Less Than One Third Of BYOD Employees Being Reimbursed
More and more workers are using personal devices to engage in work, but a significantly low percentage are being properly reimbursed for device activity.
That’s according to a new study by Syntonic and Information Solutions Group (ISG), which created a survey to analyze bring-your-own-device (BYOD) habits and attitudes. Of the respondents, 64% said they use their personal smartphone for work, while only 29% said they receive reimbursement from their companies.
According to the survey, employees are conducting work-related business on their smartphones for an average of 6.7 hours per week outside normal office hours. Of the majority of survey takers – 55% - who voluntarily use their personal smartphone for work purposes, 42% admitted feeling pressured by their employer to use it outside of work, the study showed.
There’s no question a BYOD enterprise sees more productivity than companies with no mobile use. The ability for an employee to use their device of choice in the manner that makes them most comfortable improves employee satisfaction, which leads to more happiness in the workplace, hence more productivity.
As the survey shows, however, companies unwilling to reimburse employees for personal mobile device use could threaten to see a loss in those productivity gains. And while users aren’t being reimbursed, they’re also not in touch with their enterprise’s mobile use policies.
In a previous report by Enterprise Mobility Exchange, 51% of survey takers in a different study said they never received instructions for using a personal device at work, and only 39% of those responding said their companies had a formal BYOD policy.

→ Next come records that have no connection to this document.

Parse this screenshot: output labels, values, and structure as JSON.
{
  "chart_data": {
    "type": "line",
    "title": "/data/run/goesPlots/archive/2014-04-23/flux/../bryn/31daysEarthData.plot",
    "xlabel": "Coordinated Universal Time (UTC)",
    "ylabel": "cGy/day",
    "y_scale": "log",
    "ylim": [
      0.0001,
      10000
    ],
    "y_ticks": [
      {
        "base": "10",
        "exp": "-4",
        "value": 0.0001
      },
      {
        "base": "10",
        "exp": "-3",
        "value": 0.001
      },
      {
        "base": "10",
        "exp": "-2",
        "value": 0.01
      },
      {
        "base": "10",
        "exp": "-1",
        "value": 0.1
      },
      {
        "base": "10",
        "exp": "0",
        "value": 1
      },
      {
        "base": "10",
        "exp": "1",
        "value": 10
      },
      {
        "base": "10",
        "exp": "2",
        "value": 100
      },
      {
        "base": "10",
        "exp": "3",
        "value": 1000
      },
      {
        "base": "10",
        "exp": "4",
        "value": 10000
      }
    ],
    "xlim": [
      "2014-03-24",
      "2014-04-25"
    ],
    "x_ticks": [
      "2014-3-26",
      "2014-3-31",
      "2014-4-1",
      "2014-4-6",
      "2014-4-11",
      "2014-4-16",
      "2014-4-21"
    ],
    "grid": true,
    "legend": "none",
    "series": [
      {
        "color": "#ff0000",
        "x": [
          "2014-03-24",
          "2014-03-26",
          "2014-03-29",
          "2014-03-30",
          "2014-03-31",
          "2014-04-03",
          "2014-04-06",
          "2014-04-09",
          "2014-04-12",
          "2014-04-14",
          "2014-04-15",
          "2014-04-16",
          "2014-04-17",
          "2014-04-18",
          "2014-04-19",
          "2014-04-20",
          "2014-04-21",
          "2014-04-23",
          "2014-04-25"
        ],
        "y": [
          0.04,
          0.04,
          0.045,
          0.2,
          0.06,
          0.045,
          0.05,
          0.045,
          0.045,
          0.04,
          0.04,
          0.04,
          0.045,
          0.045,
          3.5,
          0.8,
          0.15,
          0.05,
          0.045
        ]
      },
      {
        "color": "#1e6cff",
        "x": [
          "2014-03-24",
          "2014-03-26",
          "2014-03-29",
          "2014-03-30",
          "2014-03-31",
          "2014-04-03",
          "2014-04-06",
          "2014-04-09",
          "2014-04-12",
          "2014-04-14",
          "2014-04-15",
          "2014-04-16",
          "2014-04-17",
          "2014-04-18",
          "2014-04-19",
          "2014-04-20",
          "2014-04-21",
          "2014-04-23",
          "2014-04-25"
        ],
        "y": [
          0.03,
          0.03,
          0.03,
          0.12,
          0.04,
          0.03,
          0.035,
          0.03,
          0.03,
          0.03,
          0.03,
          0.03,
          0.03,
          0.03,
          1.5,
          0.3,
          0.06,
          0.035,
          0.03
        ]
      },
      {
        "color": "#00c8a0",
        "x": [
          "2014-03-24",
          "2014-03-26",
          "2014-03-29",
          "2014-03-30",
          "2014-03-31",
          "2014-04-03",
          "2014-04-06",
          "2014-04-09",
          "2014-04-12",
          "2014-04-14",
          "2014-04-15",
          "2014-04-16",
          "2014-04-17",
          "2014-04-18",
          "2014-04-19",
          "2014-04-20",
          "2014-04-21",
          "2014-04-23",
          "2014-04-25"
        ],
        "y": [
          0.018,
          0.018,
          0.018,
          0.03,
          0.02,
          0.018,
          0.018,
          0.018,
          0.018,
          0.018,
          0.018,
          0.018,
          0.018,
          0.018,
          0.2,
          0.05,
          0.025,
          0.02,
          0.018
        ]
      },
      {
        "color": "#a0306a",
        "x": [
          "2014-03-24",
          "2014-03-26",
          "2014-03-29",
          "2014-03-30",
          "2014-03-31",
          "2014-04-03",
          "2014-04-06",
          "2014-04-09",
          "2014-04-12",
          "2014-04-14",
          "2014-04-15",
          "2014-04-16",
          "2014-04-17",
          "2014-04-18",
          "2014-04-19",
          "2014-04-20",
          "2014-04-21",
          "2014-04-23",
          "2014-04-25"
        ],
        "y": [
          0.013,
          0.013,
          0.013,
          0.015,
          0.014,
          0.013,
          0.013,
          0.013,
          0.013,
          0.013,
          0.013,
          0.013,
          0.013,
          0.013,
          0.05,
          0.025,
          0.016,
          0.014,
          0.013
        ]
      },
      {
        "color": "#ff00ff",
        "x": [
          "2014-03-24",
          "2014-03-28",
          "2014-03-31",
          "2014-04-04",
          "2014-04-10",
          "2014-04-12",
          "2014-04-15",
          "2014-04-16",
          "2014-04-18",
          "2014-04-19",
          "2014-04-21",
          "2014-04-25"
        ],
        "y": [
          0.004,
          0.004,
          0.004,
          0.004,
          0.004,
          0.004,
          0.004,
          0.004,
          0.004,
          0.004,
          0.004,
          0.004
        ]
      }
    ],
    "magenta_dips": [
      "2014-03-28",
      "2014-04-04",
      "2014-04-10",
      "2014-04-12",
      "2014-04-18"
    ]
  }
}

See related: Security Lagging In An Expanding BYOD World
Enterprise Mobility Exchange spoke with a few employees of mobile-friendly companies who shared their thoughts on BYOD policies. One of the men said he now uses his corporate device for personal use, despite some blacklisted apps, and stopped using his personal device because carrying around two phones was frustrating.
Another employee in the sales industry said he uses his personal phone for work purposes and is reimbursed by the company, but admitted he keeps most his personal use on the device to a minimum.
Previous predictions by research center Gartner showed half of employers will require employees to supply their own device for work purposes by 2017. That forecast settled heavily in the midsize and large organizations group for companies with 2,500 to 5,000 employees. On top of that, Gartner suggested companies using a BYOD platform only reimburse employees for smartphone monthly plans, and to never buy or provide a device for the employee.